Gil é um caso à parte. O baiano foi casado com Nana entre 1967 e 1969, e conhecia bem o temperamento da ex-mulher. Na época, ele botou panos quentes afirmando que era da personalidade de Nana ser “desbocada em todos os sentidos”. Ao GLOBO, o cantor afirmou, durante o velório, que havia retomado o contato com ela nos últimos anos. E que ambos se davam muito bem.
— (A fala que ela deu em 2019) era ela com a eletricidade permanente dela — ponderou o imortal da Academia Brasileira de Letras (ABL), ao citar o caso. — Nana foi uma pessoa extraordinária.
Segundo Danilo Caymmi, Nana não tinha um entendimento “muito superficial” do que falava sobre política.
— Eu acho que ela pagou por isso — lamenta o irmão. — Deu um problema para a família, mas a gente conseguiu superar bem. Acho que ela não esperava que (as coisas polêmicas) que dizia teriam essa dimensão. Depois ela assimilou e viu que o negócio estava sério. E aí sentiu.
Nascida Dinahir Tostes Caymmi, em 29 de abril de 1941, no Rio de Janeiro, Nana foi a primogênita do casal formando por Dorival Caymmi e pela cantora Stella Maris.

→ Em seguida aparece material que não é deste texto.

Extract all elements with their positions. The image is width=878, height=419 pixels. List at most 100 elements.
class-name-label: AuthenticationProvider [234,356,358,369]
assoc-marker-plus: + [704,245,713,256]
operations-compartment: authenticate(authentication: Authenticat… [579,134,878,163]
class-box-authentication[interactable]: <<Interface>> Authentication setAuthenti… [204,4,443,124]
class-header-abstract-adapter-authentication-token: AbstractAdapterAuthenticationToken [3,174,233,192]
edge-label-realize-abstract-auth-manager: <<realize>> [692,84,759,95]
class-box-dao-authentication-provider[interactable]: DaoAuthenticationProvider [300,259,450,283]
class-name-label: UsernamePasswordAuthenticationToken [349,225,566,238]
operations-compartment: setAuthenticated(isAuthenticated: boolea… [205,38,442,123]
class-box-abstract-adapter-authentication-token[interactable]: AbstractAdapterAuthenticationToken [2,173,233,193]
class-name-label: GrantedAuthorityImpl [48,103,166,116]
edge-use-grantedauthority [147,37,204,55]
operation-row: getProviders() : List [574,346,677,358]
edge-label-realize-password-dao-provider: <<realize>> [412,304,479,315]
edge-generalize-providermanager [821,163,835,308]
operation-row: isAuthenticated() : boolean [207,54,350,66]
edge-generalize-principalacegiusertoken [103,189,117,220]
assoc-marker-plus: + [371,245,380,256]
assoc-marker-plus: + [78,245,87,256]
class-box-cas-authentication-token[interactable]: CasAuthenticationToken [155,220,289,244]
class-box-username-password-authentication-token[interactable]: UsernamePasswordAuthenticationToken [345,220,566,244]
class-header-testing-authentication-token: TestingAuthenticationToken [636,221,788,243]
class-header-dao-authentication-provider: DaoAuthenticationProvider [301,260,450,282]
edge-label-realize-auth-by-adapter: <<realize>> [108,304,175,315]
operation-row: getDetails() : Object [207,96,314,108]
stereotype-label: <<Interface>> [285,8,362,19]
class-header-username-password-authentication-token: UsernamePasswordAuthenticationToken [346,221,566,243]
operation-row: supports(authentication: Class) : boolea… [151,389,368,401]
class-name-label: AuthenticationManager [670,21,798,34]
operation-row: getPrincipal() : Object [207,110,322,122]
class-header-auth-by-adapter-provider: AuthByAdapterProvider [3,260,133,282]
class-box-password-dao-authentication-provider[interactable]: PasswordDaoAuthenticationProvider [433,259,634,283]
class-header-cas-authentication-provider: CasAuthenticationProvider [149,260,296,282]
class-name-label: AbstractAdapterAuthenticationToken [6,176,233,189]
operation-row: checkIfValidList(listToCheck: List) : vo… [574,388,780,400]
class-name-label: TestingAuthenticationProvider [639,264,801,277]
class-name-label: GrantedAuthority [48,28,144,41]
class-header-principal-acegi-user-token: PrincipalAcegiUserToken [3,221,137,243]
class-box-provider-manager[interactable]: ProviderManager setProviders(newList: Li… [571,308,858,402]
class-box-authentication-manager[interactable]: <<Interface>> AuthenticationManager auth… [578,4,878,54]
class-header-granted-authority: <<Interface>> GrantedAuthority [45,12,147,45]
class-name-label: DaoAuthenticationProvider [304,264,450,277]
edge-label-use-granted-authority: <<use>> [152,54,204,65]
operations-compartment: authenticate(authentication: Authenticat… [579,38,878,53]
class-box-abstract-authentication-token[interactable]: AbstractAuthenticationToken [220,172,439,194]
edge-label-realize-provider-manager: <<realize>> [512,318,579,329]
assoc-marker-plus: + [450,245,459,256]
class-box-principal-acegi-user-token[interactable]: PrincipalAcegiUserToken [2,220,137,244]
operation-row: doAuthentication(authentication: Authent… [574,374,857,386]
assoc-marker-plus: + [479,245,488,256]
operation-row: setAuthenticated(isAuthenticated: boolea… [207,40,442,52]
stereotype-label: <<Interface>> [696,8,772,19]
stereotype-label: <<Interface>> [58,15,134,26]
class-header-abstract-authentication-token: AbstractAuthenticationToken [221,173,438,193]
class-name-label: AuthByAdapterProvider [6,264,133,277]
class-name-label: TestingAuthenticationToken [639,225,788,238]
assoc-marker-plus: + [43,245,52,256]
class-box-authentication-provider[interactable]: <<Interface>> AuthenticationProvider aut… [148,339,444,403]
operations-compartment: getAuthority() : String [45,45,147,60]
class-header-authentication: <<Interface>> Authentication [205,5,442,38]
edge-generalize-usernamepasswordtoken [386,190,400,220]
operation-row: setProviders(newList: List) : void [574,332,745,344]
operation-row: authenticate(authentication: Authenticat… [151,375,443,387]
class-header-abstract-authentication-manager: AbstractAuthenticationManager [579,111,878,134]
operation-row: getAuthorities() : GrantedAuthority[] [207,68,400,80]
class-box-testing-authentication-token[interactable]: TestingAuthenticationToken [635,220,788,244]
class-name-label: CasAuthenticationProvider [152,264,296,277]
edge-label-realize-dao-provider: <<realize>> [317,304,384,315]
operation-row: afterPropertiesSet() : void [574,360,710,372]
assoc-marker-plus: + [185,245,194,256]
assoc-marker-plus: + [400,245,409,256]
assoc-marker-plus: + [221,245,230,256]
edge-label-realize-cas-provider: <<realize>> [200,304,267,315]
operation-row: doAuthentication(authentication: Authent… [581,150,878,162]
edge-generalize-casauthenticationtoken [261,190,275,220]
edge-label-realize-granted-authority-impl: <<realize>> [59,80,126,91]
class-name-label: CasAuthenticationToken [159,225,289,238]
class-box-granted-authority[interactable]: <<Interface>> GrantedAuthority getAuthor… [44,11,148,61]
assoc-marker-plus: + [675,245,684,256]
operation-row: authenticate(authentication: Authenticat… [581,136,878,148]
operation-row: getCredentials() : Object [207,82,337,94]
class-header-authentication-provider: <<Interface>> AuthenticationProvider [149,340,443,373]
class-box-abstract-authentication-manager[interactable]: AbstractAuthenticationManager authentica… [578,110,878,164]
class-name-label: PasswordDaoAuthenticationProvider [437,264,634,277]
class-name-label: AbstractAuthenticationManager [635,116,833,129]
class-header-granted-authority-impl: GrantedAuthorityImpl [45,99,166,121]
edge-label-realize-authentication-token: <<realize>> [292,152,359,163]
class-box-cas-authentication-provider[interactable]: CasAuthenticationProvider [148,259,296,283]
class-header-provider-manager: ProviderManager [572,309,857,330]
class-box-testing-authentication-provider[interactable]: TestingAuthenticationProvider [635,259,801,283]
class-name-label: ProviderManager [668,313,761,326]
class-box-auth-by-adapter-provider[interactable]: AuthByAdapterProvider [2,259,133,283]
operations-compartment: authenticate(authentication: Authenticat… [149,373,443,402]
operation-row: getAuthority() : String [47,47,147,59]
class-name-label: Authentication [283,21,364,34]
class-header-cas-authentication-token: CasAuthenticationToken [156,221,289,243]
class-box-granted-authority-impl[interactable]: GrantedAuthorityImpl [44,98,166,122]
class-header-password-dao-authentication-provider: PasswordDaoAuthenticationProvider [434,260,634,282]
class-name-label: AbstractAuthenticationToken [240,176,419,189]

Na escadinha dos filhos, ela foi seguida por Dori em 1943 e por Danilo em 1948. Com os três, Dorival gravou em 1964 o LP dedicado à obra de Tom Jobim “Caymmi visita Tom e leva seus filhos Nana, Dori e Danilo”.
Nana abriu o caminho musical na adolescência, estreando como cantora em disco do pai, na faixa “Acalanto”, que Dorival compôs em sua homenagem, quando ela ainda era criança. A confiança que ele teve em mim nesse dia foi fundamental para a minha carreira, eu nunca havia pensado em ser cantora profissional. Mas tudo correu bem”, disse Nana, mais tarde.